During his visit to the Cambridge Union, we asked Lord Owen, former Foreign Secretary, SDP leader and Cambridge alumnus, to share his thoughts on the current political crisis, and his outlook for post-Brexit Britain.

What is your opinion of the leadership shown by Labour leader Jeremy Corbyn, particularly on the issue of Brexit?

Corbyn is part of the Labour Party which existed in 1981 – one of the reasons that I left – because they wanted to bring the country out of Europe, without even the referendum which Labour had given the country in 1975.

There was also the problem of nuclear weapons. In 2017, I was amazed to find the manifesto accepting the continuation of nuclear weapons. He’s shown more flexibility to his right wing than ever Michael Foot did.

Corbyn is moving on Europe, not because of conviction, but because he wants to keep the party together. He still wants to come out, but he’s got the policy that if he wins the next election he will negotiate entry because he wants to join both the single market and customs union. I think we have one referendum, we take the result and we carry it out.

The vision of Brexit for a lot of people is Britain as a world player, yet with the growing rift between the US in its current stance and the EU, do you think that the Brexit vision of the UK aligning with both is still a possible outcome? For example, could a trade deal with the US, involving the lowering of food standards, jeopardise a deal with the EU?

I think we would have had real danger that we wouldn’t have been able to cope with as Europeans had we not had the creation of NATO. American troops in Europe could change. But the British government has increased defence spending by 0.5%, which is difficult to do but an important task.

We’ll be sending a message back to America-that we do value NATO, we do value American troops. You have Macron saying we need European defence for whatever that may be, in order to deal with Russia and perhaps the USA – that's a very odd statement for a French President to make.

I think that we will find it easier to have good friendships continuing with France and Germany, particularly in areas of security and overall foreign policy, if we keep that partnership together. We are 'two-plus-one'. Running a threesome just doesn’t seem to work.

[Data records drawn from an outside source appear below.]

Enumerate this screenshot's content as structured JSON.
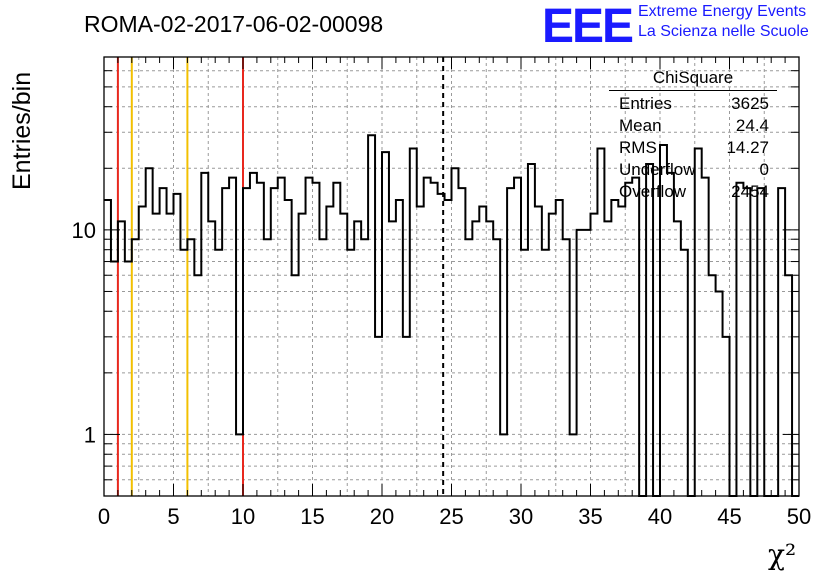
{
  "title": "ROMA-02-2017-06-02-00098",
  "brand": {
    "logo_text": "EEE",
    "line1": "Extreme Energy Events",
    "line2": "La Scienza nelle Scuole"
  },
  "stats": {
    "header": "ChiSquare",
    "rows": [
      {
        "label": "Entries",
        "value": "3625"
      },
      {
        "label": "Mean",
        "value": "24.4"
      },
      {
        "label": "RMS",
        "value": "14.27"
      },
      {
        "label": "Underflow",
        "value": "0"
      },
      {
        "label": "Overflow",
        "value": "2454"
      }
    ]
  },
  "chart_data": {
    "type": "histogram",
    "xlabel": "χ²",
    "ylabel": "Entries/bin",
    "xlim": [
      0,
      50
    ],
    "ylim": [
      0.5,
      70
    ],
    "yscale": "log",
    "grid": true,
    "bin_width": 0.5,
    "x_ticks": [
      "0",
      "5",
      "10",
      "15",
      "20",
      "25",
      "30",
      "35",
      "40",
      "45",
      "50"
    ],
    "y_ticks": [
      {
        "value": 1,
        "label": "1"
      },
      {
        "value": 10,
        "label": "10"
      }
    ],
    "values": [
      14,
      7,
      11,
      7,
      9,
      13,
      20,
      12,
      16,
      12,
      15,
      8,
      9,
      6,
      19,
      11,
      8,
      16,
      18,
      1,
      16,
      19,
      17,
      9,
      16,
      18,
      14,
      6,
      12,
      18,
      17,
      9,
      13,
      17,
      12,
      8,
      11,
      9,
      29,
      3,
      24,
      11,
      14,
      3,
      25,
      13,
      18,
      17,
      15,
      14,
      20,
      16,
      9,
      11,
      13,
      11,
      9,
      1,
      16,
      18,
      8,
      21,
      13,
      8,
      12,
      14,
      9,
      1,
      10,
      10,
      12,
      25,
      11,
      14,
      13,
      17,
      18,
      0,
      21,
      0,
      26,
      19,
      11,
      8,
      0,
      25,
      18,
      6,
      5,
      3,
      0,
      17,
      16,
      0,
      16,
      0,
      0,
      16,
      6,
      0
    ],
    "reference_lines": [
      {
        "x": 1,
        "color": "#e8281e",
        "style": "solid"
      },
      {
        "x": 2,
        "color": "#f2c000",
        "style": "solid"
      },
      {
        "x": 6,
        "color": "#f2c000",
        "style": "solid"
      },
      {
        "x": 10,
        "color": "#e8281e",
        "style": "solid"
      },
      {
        "x": 24.4,
        "color": "#000000",
        "style": "dashed"
      }
    ]
  }
}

I was the EU negotiator in the Balkans for nearly three years. They behaved well to me, they supported me, but they don’t like wielding power. The one other country in Europe that is happy with power and that has proper armed forces is France. We are both permanent members of the security council. When we work together we can have considerable influence in the security council. I think that will go on irrespective.

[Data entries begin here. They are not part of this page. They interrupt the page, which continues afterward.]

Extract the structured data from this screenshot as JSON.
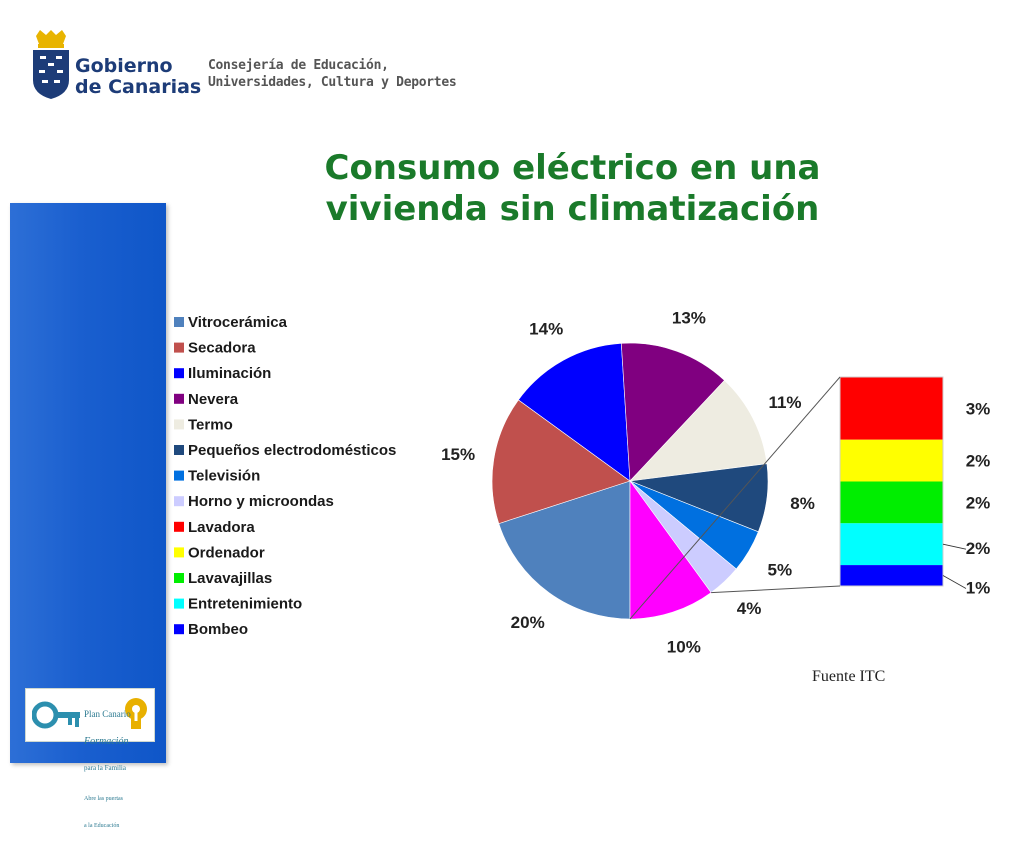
{
  "header": {
    "gov_name_line1": "Gobierno",
    "gov_name_line2": "de Canarias",
    "department_line1": "Consejería de Educación,",
    "department_line2": "Universidades, Cultura y Deportes"
  },
  "plan_logo": {
    "line1": "Plan Canario",
    "line2": "Formación",
    "line3": "para la Familia",
    "line4": "Abre las puertas",
    "line5": "a la Educación"
  },
  "source": "Fuente ITC",
  "colors": {
    "title": "#1a7a2a",
    "side_bar": "#1a5fcf"
  },
  "chart_data": {
    "type": "pie",
    "title": "Consumo eléctrico en una vivienda sin climatización",
    "legend_position": "left",
    "slices": [
      {
        "name": "Vitrocerámica",
        "value": 20,
        "label": "20%",
        "color": "#4f81bd"
      },
      {
        "name": "Secadora",
        "value": 15,
        "label": "15%",
        "color": "#c0504d"
      },
      {
        "name": "Iluminación",
        "value": 14,
        "label": "14%",
        "color": "#0000ff"
      },
      {
        "name": "Nevera",
        "value": 13,
        "label": "13%",
        "color": "#800080"
      },
      {
        "name": "Termo",
        "value": 11,
        "label": "11%",
        "color": "#eeece1"
      },
      {
        "name": "Pequeños electrodomésticos",
        "value": 8,
        "label": "8%",
        "color": "#1f497d"
      },
      {
        "name": "Televisión",
        "value": 5,
        "label": "5%",
        "color": "#0070e0"
      },
      {
        "name": "Horno y microondas",
        "value": 4,
        "label": "4%",
        "color": "#ccccff"
      },
      {
        "name": "Lavadora",
        "value": 3,
        "label": "3%",
        "color": "#ff0000"
      },
      {
        "name": "Ordenador",
        "value": 2,
        "label": "2%",
        "color": "#ffff00"
      },
      {
        "name": "Lavavajillas",
        "value": 2,
        "label": "2%",
        "color": "#00ee00"
      },
      {
        "name": "Entretenimiento",
        "value": 2,
        "label": "2%",
        "color": "#00ffff"
      },
      {
        "name": "Bombeo",
        "value": 1,
        "label": "1%",
        "color": "#0000ff"
      }
    ],
    "grouped_slice": {
      "label": "10%",
      "value": 10,
      "color": "#ff00ff",
      "breakdown": [
        "Lavadora",
        "Ordenador",
        "Lavavajillas",
        "Entretenimiento",
        "Bombeo"
      ]
    }
  }
}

You see, I’ve spent quite a lot of my years as a person without being a member of the European Union, so I don’t instinctively question that Britain can’t have an independent foreign policy. We’ve had one and we will have one in the future.

You were the foreign secretary under Callaghan, a period often remembered as one of strife and division. Do you think that the UK now is more divided than ever?

Firstly, I think right up until January of 1979 Callaghan brought not only the Labour party but the country together. He took on the IMF – a very difficult issue- and got an agreement inside his cabinet and the Labour Party. I think he was a unifying figure.

Brexit is completely different to any past crisis because parliament cannot make up its mind. Right or wrong, under Thatcher, Wilson, Callaghan, by and large Parliament governed. It took decisions- you might not like it, but it was a period when you knew you had a government. We haven’t even had a government for the past three years.

This is a House of Commons that is dead, locked in the sense it cannot make decisions. We’ve got to have a General Election. Postponing this nightmare which has gone on for three years is going to pose huge problems for this country.

You’ve had a referendum, don’t come back with a second referendum, and don’t sit on your hands pretending to be governing the country. I’ve never seen it before, its absolutely depressing.

You’d agree with Boris Johnson’s stance on another General Election now?

Well its not Boris Johnson’s stance, I just believe in a General Election. I think that this parliament can’t make up its mind, whoever is prime minister. A Parliament that cannot decide on a key fundamental issue for three years needs a General Election.